The world trend towards a more forward looking approach to corporate revival has not yet been adopted in Australia, despite expressed intentions otherwise. As was evident from the INSOL conference, the UK, Singapore and other comparable jurisdictions are also proceeding down that restructuring path.

That seeks to have companies’ financial difficulties addressed earlier, and in a less legally restrictive environment.  Hence the need for development of duties and codes for Australian restructuring professionals, who presently provide their expertise with limited professional guidance or legal structure. 

The TMA has a useful Code of Ethics for those engaged in “turnaround and crisis management and corporate renewal”. Those professionals often have legal or accounting codes and ethical standards with which they must abide.

But as one commentator has said,

“there is a good deal of work to be done if turnaround professionals are to be able to claim that their accreditation system offers quality and performance controls to match those that are applicable to [insolvency practitioners]”.[3]
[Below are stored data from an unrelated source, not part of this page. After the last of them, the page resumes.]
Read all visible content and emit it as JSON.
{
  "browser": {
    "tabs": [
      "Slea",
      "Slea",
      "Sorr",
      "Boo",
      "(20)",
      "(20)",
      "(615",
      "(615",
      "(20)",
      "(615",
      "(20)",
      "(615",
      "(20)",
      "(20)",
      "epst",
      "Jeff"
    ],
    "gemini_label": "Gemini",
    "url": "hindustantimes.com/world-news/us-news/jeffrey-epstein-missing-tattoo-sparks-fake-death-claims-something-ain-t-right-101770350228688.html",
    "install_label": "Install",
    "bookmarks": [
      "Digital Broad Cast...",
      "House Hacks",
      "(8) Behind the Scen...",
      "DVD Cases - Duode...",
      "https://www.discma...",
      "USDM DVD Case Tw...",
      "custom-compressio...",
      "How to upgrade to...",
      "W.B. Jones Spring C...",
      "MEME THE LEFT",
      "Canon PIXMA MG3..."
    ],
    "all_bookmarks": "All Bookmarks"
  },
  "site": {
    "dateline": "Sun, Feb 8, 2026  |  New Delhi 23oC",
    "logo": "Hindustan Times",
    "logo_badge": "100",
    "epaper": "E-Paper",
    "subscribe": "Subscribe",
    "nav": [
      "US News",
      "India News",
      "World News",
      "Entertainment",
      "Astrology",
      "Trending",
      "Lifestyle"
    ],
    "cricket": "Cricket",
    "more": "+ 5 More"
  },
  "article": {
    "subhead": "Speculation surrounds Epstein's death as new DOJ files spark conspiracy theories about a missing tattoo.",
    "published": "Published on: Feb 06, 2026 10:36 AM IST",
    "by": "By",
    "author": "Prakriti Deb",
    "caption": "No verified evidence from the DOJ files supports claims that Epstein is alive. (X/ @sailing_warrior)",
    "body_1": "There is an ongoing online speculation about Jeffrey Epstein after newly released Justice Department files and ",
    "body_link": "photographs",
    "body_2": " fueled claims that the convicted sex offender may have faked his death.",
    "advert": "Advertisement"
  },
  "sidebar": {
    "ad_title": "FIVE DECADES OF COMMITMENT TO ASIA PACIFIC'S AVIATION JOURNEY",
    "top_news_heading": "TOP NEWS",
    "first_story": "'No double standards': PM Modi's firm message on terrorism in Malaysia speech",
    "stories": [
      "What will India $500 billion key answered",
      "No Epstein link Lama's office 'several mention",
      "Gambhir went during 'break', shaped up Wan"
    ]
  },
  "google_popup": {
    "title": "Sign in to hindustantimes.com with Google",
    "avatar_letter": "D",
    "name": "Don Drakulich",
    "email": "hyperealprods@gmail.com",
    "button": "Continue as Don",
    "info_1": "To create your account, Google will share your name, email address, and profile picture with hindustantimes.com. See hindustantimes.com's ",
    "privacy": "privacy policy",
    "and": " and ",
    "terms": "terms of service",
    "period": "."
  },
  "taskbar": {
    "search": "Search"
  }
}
A starting point would be some statutory guidance in the law, perhaps not fully encapsulated in Australia by the long proposed ‘safe harbour’ regime.  It may be that if the directive proceeds, the EU member states will offer useful precedents and experience for the development of our law and for our professional codes regulatory guidance. 

Michael Murray, QUT Commercial and Property Law Research Centre

 

[1] EU, Brussels July 2016; Report of the University of Leeds, 2016 – see now European Insolvency Law, McCormack, Keay and Brown, 2017.

 

[2] http://bobwessels.nl/blog/If you’re the IP, I’m the Pifor, Professor Bob Wessels, Professor Emeritus of International Insolvency Law, University of Leiden, the Netherlands.  Or, it could be Peter, as in ‘P for Peter’.

[3] Vanessa Finch, Corporate Insolvency Law, Cambridge, 2009, pp 233-234.